Do you have coverage under your insurance policy for loss of rents or also known as Business Income? What limit of insurance do you have for each building? Has your agent completed a Business Income worksheet with you to discover the amount of coverage necessary to replace your income in the event of a physical loss to the building? Read on to learn what this coverage is and why every building owner must have this coverage.
Jennifer Moffitt, CIC, CWCA
By Kelley Branch, eHow Contributor
If you own rental property, or are thinking about investing in real estate, rent loss insurance can help ensure that an accident or natural disaster does not empty your bank account. Rent loss insurance can help when you need it the most.
There are, of course, several rent loss policies from which to choose. Generally, rent loss insurance covers external hazards such as fire, falling trees, floods and other calamities for at least six months that the unit is uninhabitable. Rent loss insurance covers your property damage as well as any lost rental income from the damaged unit(s). Many times rent loss insurance is offered as part of a comprehensive insurance policy for landlords.
The amount of rent loss coverage depends on your net operating loss. Net operating loss is calculated by subtracting taxes, maintenance costs, utilities expenses, mortgage payments and insurance premiums from your monthly rental income.

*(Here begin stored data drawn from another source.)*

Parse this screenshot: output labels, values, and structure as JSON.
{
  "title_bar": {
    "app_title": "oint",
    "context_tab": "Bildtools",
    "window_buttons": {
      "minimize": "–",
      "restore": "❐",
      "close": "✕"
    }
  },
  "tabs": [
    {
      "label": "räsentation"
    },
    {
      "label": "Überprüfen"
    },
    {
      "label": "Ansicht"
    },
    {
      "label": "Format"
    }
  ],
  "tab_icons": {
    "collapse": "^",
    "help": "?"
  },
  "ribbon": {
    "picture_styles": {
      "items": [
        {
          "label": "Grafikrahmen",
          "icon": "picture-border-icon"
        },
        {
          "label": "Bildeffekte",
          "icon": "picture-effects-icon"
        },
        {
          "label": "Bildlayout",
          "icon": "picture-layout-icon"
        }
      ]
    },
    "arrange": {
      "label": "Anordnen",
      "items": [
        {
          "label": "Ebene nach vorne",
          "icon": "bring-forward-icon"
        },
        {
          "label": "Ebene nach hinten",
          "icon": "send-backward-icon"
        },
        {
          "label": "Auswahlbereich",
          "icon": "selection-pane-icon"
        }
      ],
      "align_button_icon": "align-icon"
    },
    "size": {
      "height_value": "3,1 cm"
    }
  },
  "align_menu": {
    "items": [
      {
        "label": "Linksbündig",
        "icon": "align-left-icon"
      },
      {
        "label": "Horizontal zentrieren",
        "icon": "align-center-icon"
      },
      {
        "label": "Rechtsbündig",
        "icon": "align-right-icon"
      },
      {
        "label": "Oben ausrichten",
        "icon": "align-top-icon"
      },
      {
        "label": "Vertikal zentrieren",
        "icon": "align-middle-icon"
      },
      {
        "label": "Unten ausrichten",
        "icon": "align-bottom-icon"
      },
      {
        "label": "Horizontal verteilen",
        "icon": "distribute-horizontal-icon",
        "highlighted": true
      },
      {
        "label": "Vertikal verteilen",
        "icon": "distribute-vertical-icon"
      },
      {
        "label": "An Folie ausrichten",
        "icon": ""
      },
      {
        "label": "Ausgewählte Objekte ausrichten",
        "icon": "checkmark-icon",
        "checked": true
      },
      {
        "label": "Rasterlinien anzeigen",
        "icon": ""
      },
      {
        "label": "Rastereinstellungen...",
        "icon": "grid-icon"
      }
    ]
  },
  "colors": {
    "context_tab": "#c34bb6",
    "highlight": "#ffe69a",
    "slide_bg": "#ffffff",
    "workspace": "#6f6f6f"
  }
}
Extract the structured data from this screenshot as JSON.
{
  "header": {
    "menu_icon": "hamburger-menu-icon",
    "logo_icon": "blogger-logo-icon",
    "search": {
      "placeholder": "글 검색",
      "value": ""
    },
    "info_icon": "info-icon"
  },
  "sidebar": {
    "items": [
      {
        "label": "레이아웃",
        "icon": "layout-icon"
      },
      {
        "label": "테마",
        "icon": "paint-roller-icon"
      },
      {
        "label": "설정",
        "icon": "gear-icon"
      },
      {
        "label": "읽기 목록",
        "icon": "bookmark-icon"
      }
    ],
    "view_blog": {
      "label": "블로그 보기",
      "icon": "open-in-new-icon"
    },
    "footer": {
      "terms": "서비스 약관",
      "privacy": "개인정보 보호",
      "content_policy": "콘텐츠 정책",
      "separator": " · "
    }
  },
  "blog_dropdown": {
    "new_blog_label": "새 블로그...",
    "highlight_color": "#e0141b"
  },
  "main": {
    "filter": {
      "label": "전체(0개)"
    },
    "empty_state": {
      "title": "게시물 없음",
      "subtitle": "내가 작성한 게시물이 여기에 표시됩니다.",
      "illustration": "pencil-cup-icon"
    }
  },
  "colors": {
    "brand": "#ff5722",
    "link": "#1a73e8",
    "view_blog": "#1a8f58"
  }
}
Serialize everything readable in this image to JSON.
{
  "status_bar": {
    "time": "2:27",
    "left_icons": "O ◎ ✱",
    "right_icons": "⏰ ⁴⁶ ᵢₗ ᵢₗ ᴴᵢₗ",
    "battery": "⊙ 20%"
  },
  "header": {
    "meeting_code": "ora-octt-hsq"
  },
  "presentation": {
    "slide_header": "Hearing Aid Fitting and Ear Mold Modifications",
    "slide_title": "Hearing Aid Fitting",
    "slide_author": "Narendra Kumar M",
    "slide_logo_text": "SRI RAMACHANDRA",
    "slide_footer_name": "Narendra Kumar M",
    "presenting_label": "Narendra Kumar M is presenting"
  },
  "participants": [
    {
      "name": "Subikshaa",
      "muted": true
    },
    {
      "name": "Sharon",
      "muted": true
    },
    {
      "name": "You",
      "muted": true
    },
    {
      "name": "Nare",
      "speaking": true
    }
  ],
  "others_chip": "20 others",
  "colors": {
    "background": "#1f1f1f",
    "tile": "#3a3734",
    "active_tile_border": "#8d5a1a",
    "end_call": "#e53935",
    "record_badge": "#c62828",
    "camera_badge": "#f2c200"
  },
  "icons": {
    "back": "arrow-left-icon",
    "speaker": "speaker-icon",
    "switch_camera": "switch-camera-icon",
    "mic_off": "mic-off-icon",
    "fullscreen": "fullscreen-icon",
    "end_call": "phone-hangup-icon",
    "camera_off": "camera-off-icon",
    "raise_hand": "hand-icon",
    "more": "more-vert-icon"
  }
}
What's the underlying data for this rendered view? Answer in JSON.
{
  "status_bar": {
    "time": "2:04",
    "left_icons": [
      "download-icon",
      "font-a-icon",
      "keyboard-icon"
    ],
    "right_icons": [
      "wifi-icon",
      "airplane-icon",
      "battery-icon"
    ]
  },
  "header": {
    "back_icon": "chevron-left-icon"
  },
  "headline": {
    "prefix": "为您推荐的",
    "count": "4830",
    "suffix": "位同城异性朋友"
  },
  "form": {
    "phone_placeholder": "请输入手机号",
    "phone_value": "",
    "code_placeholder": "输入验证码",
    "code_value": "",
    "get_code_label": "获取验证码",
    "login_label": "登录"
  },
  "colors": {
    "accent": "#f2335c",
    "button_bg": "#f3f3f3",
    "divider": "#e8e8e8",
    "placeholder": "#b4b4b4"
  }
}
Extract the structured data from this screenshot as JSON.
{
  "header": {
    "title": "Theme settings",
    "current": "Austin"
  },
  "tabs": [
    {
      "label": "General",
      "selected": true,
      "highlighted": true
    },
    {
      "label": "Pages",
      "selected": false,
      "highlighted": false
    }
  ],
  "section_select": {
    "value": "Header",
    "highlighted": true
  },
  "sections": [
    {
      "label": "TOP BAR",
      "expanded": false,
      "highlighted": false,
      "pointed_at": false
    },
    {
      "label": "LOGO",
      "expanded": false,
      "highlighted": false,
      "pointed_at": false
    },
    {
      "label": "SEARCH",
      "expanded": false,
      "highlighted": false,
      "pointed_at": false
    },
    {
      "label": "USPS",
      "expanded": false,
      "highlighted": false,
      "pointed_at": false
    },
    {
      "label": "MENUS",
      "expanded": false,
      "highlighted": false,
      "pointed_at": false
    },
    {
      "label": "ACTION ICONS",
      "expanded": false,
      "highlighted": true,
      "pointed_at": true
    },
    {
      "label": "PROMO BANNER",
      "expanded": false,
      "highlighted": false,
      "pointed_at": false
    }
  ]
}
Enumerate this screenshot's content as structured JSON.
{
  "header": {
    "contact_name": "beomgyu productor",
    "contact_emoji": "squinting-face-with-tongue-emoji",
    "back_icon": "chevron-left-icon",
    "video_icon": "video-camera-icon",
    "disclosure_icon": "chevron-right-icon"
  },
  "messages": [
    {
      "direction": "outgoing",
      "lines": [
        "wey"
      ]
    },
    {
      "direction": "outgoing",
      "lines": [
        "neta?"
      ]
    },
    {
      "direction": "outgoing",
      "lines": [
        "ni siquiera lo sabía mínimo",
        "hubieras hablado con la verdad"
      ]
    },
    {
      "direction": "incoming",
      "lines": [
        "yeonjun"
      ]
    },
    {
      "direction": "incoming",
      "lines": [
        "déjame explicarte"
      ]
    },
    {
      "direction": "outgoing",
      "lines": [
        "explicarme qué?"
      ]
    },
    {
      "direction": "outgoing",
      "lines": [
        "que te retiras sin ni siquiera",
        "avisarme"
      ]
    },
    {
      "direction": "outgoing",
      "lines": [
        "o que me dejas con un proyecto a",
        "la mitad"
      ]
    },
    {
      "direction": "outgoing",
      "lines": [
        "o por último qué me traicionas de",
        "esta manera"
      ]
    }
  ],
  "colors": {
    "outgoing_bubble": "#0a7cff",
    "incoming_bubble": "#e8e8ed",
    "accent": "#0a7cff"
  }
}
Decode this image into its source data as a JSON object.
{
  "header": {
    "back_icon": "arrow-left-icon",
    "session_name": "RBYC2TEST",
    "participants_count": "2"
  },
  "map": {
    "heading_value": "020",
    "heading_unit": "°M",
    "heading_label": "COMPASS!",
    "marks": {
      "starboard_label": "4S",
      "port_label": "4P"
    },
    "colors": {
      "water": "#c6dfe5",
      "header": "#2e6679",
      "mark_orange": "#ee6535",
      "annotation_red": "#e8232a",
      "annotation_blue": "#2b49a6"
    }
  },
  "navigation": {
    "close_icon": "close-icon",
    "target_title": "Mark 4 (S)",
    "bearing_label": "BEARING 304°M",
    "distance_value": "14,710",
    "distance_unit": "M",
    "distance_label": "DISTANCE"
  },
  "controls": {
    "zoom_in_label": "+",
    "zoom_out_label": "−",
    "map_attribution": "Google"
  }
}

Is Rent Loss Insurance Mandatory?
Many mortgage companies require you to have rent loss insurance when you purchase your rental property. If rent collections is your main source of income for making your rental property’s mortgage payments, it is wise to purchase this insurance regardless of your lender’s requirements.
Rent Loss Due to a Tenant Defaulting on Rent Payments
Another type of landlord insurance policy, rent guarantee insurance, covers loss of rent due to tenant non-payment. Most insurance companies have comprehensive insurance plans for landlords that encompass both rent loss and rent guarantee policies.